Thank you Dr. Brian Goldman for supporting my profession.  I went to Mcgill University and studied dietetics and human nutrition which included  4 levels of stage.  It takes 3 and half years to complete this program and when you graduate you become an expert in the field of nutrition care.  I will admit that I did not feel like an expert until I had accumulated a certain amount of professional experience.  Currently, I work at GMF Kildare.  If you want to know what a GMF is click here.  I also work at CLSC Benny Farm.

Dietitians help patients with such a wide variety of issues.  I help the bulk of my patients with chronic disease state management for such illnesses as diabetes, high blood pressure, sub-optimal cholesterol and of course weight management.  Sometimes I see seniors that appear malnourished.  This can be very serious and requires a skilled intervention to prevent further complications.  I have colleagues who specialize in pediatric nutrition and prenatal care and others who are experts in tube feeding on surgical units in acute care.  Another colleague is a home care specialist and provides direct nutrition care in patients own living environment.  Some dietitians are even food service managers who run the acute care, rehab and long term care kitchens; ensuring that patients receive appropriate meals and snacks.

The first time I meet a new patient I will do an initial evaluation.  This can take about an hour. I will ask many health related and social questions to fully understand the client’s lifestyle habits.  This information will help make me the right assessment and give the appropriate intervention for that client.  It’s important to understand that each nutrition care intervention is individualized and created just for that person. This is what I am trained to do and how I am able to help people.  It is just  like doctors who are trained to ask the right questions, make the proper diagnosis and provide the right treatment for each patient they see.

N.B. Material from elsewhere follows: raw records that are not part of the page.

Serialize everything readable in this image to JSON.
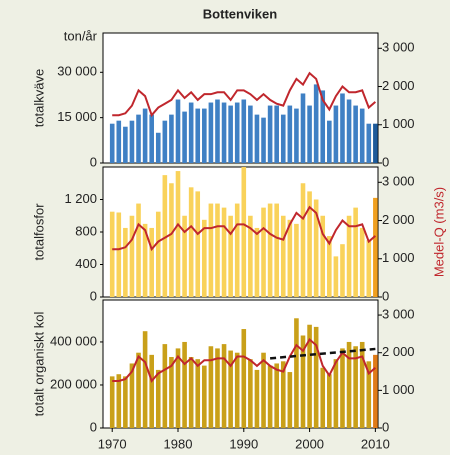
{
  "chart_data": [
    {
      "type": "bar",
      "title": "Bottenviken",
      "unit": "ton/år",
      "ylabel": "totalkväve",
      "x": [
        1970,
        1971,
        1972,
        1973,
        1974,
        1975,
        1976,
        1977,
        1978,
        1979,
        1980,
        1981,
        1982,
        1983,
        1984,
        1985,
        1986,
        1987,
        1988,
        1989,
        1990,
        1991,
        1992,
        1993,
        1994,
        1995,
        1996,
        1997,
        1998,
        1999,
        2000,
        2001,
        2002,
        2003,
        2004,
        2005,
        2006,
        2007,
        2008,
        2009,
        2010
      ],
      "xlim": [
        1968.6,
        2010.4
      ],
      "ylim": [
        0,
        43000
      ],
      "y2lim": [
        0,
        3400
      ],
      "yticks": [
        0,
        {
          "value": 15000,
          "label": "15 000"
        },
        {
          "value": 30000,
          "label": "30 000"
        }
      ],
      "y2ticks": [
        0,
        {
          "value": 1000,
          "label": "1 000"
        },
        {
          "value": 2000,
          "label": "2 000"
        },
        {
          "value": 3000,
          "label": "3 000"
        }
      ],
      "last_color": "#1d5a9a",
      "series": [
        {
          "color": "#3f80c4",
          "values": [
            13000,
            14000,
            12000,
            14000,
            16000,
            18000,
            16000,
            10000,
            14000,
            16000,
            21000,
            17000,
            20000,
            18000,
            18000,
            20000,
            21000,
            20000,
            19000,
            20000,
            21000,
            19000,
            16000,
            15000,
            19000,
            19000,
            16000,
            19000,
            18000,
            23000,
            19000,
            26000,
            24000,
            14000,
            19000,
            23000,
            21000,
            19000,
            18000,
            13000,
            13000
          ]
        },
        {
          "type": "line",
          "axis": "y2",
          "color": "#c0272d",
          "values": [
            1250,
            1250,
            1300,
            1500,
            1900,
            1750,
            1250,
            1450,
            1550,
            1650,
            1900,
            1700,
            1850,
            1650,
            1800,
            1800,
            1850,
            1850,
            1650,
            1900,
            1900,
            1800,
            1650,
            1800,
            1650,
            1550,
            1500,
            1900,
            2200,
            2050,
            2350,
            2200,
            1650,
            1400,
            1750,
            2000,
            1850,
            1850,
            1900,
            1450,
            1600
          ]
        }
      ]
    },
    {
      "type": "bar",
      "ylabel": "totalfosfor",
      "y2label": "Medel-Q (m3/s)",
      "x": [
        1970,
        1971,
        1972,
        1973,
        1974,
        1975,
        1976,
        1977,
        1978,
        1979,
        1980,
        1981,
        1982,
        1983,
        1984,
        1985,
        1986,
        1987,
        1988,
        1989,
        1990,
        1991,
        1992,
        1993,
        1994,
        1995,
        1996,
        1997,
        1998,
        1999,
        2000,
        2001,
        2002,
        2003,
        2004,
        2005,
        2006,
        2007,
        2008,
        2009,
        2010
      ],
      "xlim": [
        1968.6,
        2010.4
      ],
      "ylim": [
        0,
        1600
      ],
      "y2lim": [
        0,
        3400
      ],
      "yticks": [
        0,
        400,
        800,
        {
          "value": 1200,
          "label": "1 200"
        }
      ],
      "y2ticks": [
        0,
        {
          "value": 1000,
          "label": "1 000"
        },
        {
          "value": 2000,
          "label": "2 000"
        },
        {
          "value": 3000,
          "label": "3 000"
        }
      ],
      "last_color": "#f0a020",
      "series": [
        {
          "color": "#f9d25a",
          "values": [
            1050,
            1040,
            850,
            1000,
            1150,
            900,
            850,
            1050,
            1500,
            1400,
            1550,
            1000,
            1350,
            1300,
            950,
            1150,
            1150,
            1100,
            1000,
            1150,
            1600,
            1000,
            850,
            1100,
            1150,
            1150,
            1000,
            950,
            900,
            1400,
            1300,
            1200,
            1000,
            750,
            500,
            650,
            1000,
            1100,
            850,
            700,
            1220
          ]
        },
        {
          "type": "line",
          "axis": "y2",
          "color": "#c0272d",
          "values": [
            1250,
            1250,
            1300,
            1500,
            1900,
            1750,
            1250,
            1450,
            1550,
            1650,
            1900,
            1700,
            1850,
            1650,
            1800,
            1800,
            1850,
            1850,
            1650,
            1900,
            1900,
            1800,
            1650,
            1800,
            1650,
            1550,
            1500,
            1900,
            2200,
            2050,
            2350,
            2200,
            1650,
            1400,
            1750,
            2000,
            1850,
            1850,
            1900,
            1450,
            1600
          ]
        }
      ]
    },
    {
      "type": "bar",
      "ylabel": "totalt organiskt kol",
      "x": [
        1970,
        1971,
        1972,
        1973,
        1974,
        1975,
        1976,
        1977,
        1978,
        1979,
        1980,
        1981,
        1982,
        1983,
        1984,
        1985,
        1986,
        1987,
        1988,
        1989,
        1990,
        1991,
        1992,
        1993,
        1994,
        1995,
        1996,
        1997,
        1998,
        1999,
        2000,
        2001,
        2002,
        2003,
        2004,
        2005,
        2006,
        2007,
        2008,
        2009,
        2010
      ],
      "xlim": [
        1968.6,
        2010.4
      ],
      "ylim": [
        0,
        595000
      ],
      "y2lim": [
        0,
        3400
      ],
      "xticks": [
        1970,
        1980,
        1990,
        2000,
        2010
      ],
      "yticks": [
        0,
        {
          "value": 200000,
          "label": "200 000"
        },
        {
          "value": 400000,
          "label": "400 000"
        }
      ],
      "y2ticks": [
        0,
        {
          "value": 1000,
          "label": "1 000"
        },
        {
          "value": 2000,
          "label": "2 000"
        },
        {
          "value": 3000,
          "label": "3 000"
        }
      ],
      "last_color": "#e07b18",
      "series": [
        {
          "color": "#c9a019",
          "values": [
            240000,
            250000,
            240000,
            300000,
            350000,
            450000,
            340000,
            270000,
            390000,
            330000,
            370000,
            400000,
            330000,
            320000,
            290000,
            380000,
            370000,
            390000,
            360000,
            350000,
            460000,
            320000,
            270000,
            350000,
            290000,
            300000,
            310000,
            260000,
            510000,
            430000,
            480000,
            470000,
            280000,
            250000,
            320000,
            370000,
            400000,
            380000,
            400000,
            310000,
            340000
          ]
        },
        {
          "type": "line",
          "axis": "y2",
          "color": "#c0272d",
          "values": [
            1250,
            1250,
            1300,
            1500,
            1900,
            1750,
            1250,
            1450,
            1550,
            1650,
            1900,
            1700,
            1850,
            1650,
            1800,
            1800,
            1850,
            1850,
            1650,
            1900,
            1900,
            1800,
            1650,
            1800,
            1650,
            1550,
            1500,
            1900,
            2200,
            2050,
            2350,
            2200,
            1650,
            1400,
            1750,
            2000,
            1850,
            1850,
            1900,
            1450,
            1600
          ]
        }
      ],
      "trend": {
        "x": [
          1994,
          2010
        ],
        "values": [
          1850,
          2100
        ],
        "axis": "y2",
        "color": "#111111"
      }
    }
  ]
}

There are so many variables that make up a person’s medical and social history.  Each person’s experience is going to determine what type of nutrition care they will need.  It’s very important to get a sense of what the patient is willing to change. As a professional dietitian, I must be able to work with where the patient is at, on any given day. I need to ask, are they ready to make a big change like reducing simple sugars or are they willing to try something a bit easier like add a glass of water to their daily intake?  Sometimes it takes many nutrition care follow ups before a client is even willing to think about changing a behavior.

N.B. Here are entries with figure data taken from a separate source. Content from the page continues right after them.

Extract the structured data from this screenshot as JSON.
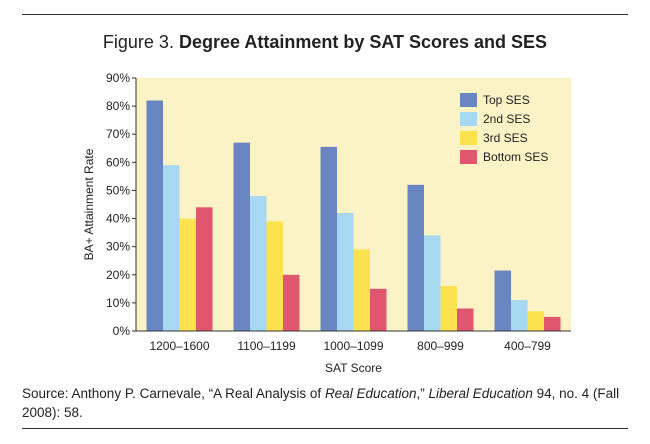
{
  "figure": {
    "label": "Figure 3.",
    "title": "Degree Attainment by SAT Scores and SES"
  },
  "source": {
    "prefix": "Source: Anthony P. Carnevale, “A Real Analysis of ",
    "italic1": "Real Education",
    "mid": ",” ",
    "italic2": "Liberal Education",
    "suffix": " 94, no. 4 (Fall 2008): 58."
  },
  "colors": {
    "plot_background": "#fbf3c6",
    "series": [
      "#6a86c2",
      "#a6d8f2",
      "#fde24f",
      "#e0566e"
    ]
  },
  "chart_data": {
    "type": "bar",
    "title": "Degree Attainment by SAT Scores and SES",
    "xlabel": "SAT Score",
    "ylabel": "BA+ Attainment Rate",
    "ylim": [
      0,
      90
    ],
    "y_ticks": [
      "0%",
      "10%",
      "20%",
      "30%",
      "40%",
      "50%",
      "60%",
      "70%",
      "80%",
      "90%"
    ],
    "grid": false,
    "legend_position": "top-right",
    "categories": [
      "1200–1600",
      "1100–1199",
      "1000–1099",
      "800–999",
      "400–799"
    ],
    "series": [
      {
        "name": "Top SES",
        "values": [
          82,
          67,
          65.5,
          52,
          21.5
        ]
      },
      {
        "name": "2nd SES",
        "values": [
          59,
          48,
          42,
          34,
          11
        ]
      },
      {
        "name": "3rd SES",
        "values": [
          40,
          39,
          29,
          16,
          7
        ]
      },
      {
        "name": "Bottom SES",
        "values": [
          44,
          20,
          15,
          8,
          5
        ]
      }
    ]
  }
}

I provide information concerning the management, of a disease or condition, but it is the patient’s responsibility to use the information to promote change. The patient always has the right to make the choice that works for them and sometimes that means not following dietary advice.  Not everybody is ready to work on their diet and lifestyle habits. Either way, I provide motivation and can coach clients wherever they may be on the behavioral change continuum.